Sebastien Buemi told reporters and media that Toyota took ‘a lot of risk’ on the way to winning not only the FIA World Endurance Championship’s season finale, the 8 Hours of Bahrain, but the manufacturers’ world title too.
“We decided to start on the medium tires for the race,” Buemi began.
‘It’s not something we usually do here, because we have a lot of degradation, but in FP3, we have the feeling that the mediums were actually working quite well.
‘Knowing that only one of the car had to do a great result, we decided to take the risk on our car, to start on the medium knowing it was a lot of risk.
‘And to be honest, I was managing the pace at the beginning. I didn’t want to pull out a gap because obviously if we have a safety car, you’ve just damaged the tires for nothing,’ he said.

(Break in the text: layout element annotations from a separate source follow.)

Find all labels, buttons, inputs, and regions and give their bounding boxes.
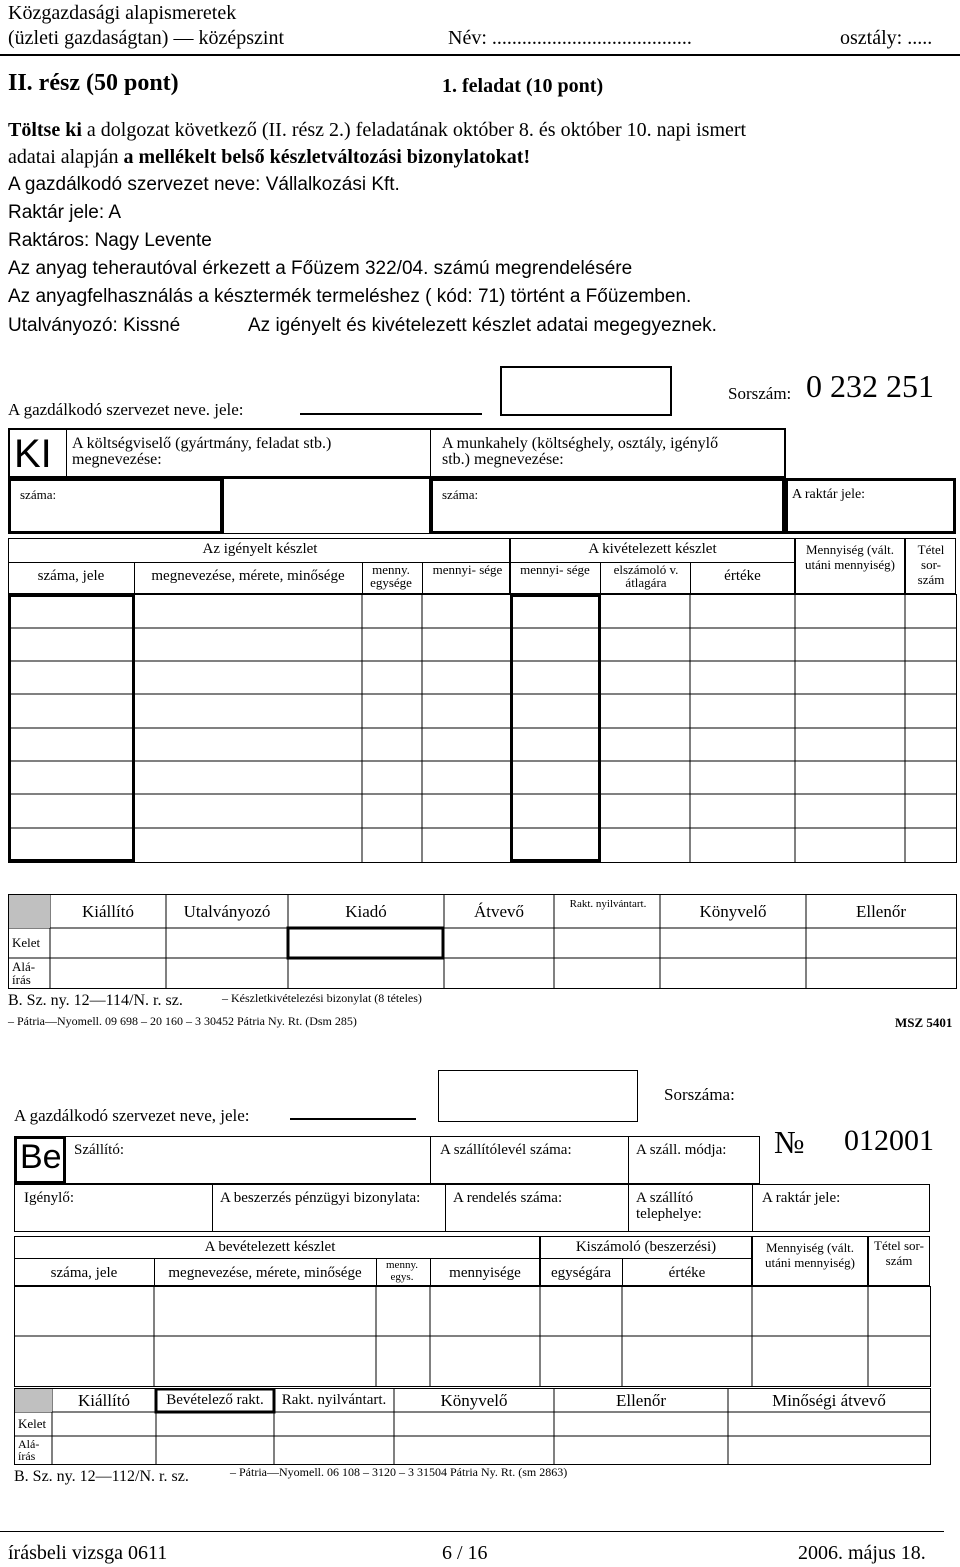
org-name-info: A gazdálkodó szervezet neve: Vállalkozási Kft. (8, 174, 400, 195)
ki-store-label: A raktár jele: (792, 487, 866, 502)
ki-col-item: Tétel sor- szám (917, 542, 945, 587)
be-calc-title: Kiszámoló (beszerzési) (575, 1239, 717, 1255)
be-divider (752, 1184, 753, 1232)
ki-sig-controller: Ellenőr (855, 902, 907, 921)
be-col-price: egységára (551, 1265, 611, 1281)
ki-workplace-number[interactable] (430, 478, 785, 534)
ki-form-desc: – Készletkivételezési bizonylat (8 tételes) (222, 991, 422, 1005)
be-org-label: A gazdálkodó szervezet neve, jele: (14, 1106, 250, 1125)
be-supplier-label: Szállító: (74, 1142, 124, 1158)
be-vsep (376, 1258, 377, 1286)
be-form-code: B. Sz. ny. 12—112/N. r. sz. (14, 1468, 189, 1485)
be-col-after: Mennyiség (vált. utáni mennyiség) (765, 1240, 855, 1270)
be-org-line (290, 1118, 416, 1120)
ki-col-qty2: mennyi- sége (520, 562, 590, 577)
ki-vsep (422, 562, 423, 594)
ki-szama-label-1: száma: (20, 487, 57, 502)
be-serial-label: Sorszáma: (664, 1085, 735, 1104)
ki-col-name: megnevezése, mérete, minősége (151, 568, 345, 584)
ki-col-price: elszámoló v. átlagára (613, 562, 679, 590)
ki-col-qty1: mennyi- sége (432, 562, 503, 577)
ki-col-unit: menny. egysége (370, 562, 412, 590)
ki-sig-receiver: Átvevő (473, 902, 525, 921)
arrival-info: Az anyag teherautóval érkezett a Főüzem 322/04. számú megrendelésére (8, 258, 633, 279)
ki-org-code-box[interactable] (500, 366, 672, 416)
be-serial-number: 012001 (844, 1124, 934, 1157)
ki-col-value: értéke (724, 568, 761, 584)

Buemi’s teammate in the #8 Toyota GR010 Hybrid, Brendon Hartley, qualified the car on pole the previous day. The Swiss driver retained the lead at the start, with the Ferrari of Antonio Giovinazzi behind him, but the first incident of Toyota’s topsy-turvy race was just around the corner.
‘I was nicely under control. But when the contact happened with the Corvette — and by the way, I felt I had left enough space — but when that happened, I obviously have to catch back. It was 20 laps behind the BMW — it really damaged the tires,” he said.
The contact Buemi mentioned was with #82 TF Sport Corvette driver Hiroshi Koizumi. They clashed at turn 1 as Buemi was overtaking the LMGT3 car, spinning Buemi around and dropping him to eighth.
A winning stint for Toyota and Buemi
‘We knew the mediums was would struggle, but I think the only way to get those mediums to work would have been to stay ahead, which I think I would have been able to do.
‘So then I struggled. We cut the second stint a little bit shorter, we put brand new with medium tires, and then the medium from qualifying.
‘We wanted to get those tyres from qualifying out of the way, just to make sure towards the end of the race, we were gonna have brand new tyres.
‘We knew the #5 [Porsche] was changing three tyres at the pit stop. So we knew at some point, they would struggle with the tyres. It’s always a long game in this type of racing.
‘So obviously jumping back in, thanks to my teammate, I have tyres that were slightly fresher than the competition. And I think we did a good job in making sure I was able to pass them.
Buemi was replaced in the car by Brendon Hartley, who was in turn replaced by Hirakawa. Buemi then climbed back in the car for the final two hours, and chased down Matt Campbell in the #5 Porsche, passing him at turn 8 and going onto win by almost 28 seconds, as Campbell struggled with older tyres, as Toyota had predicted. All this played out on live TV as the Japanese marque clinched yet another WEC title.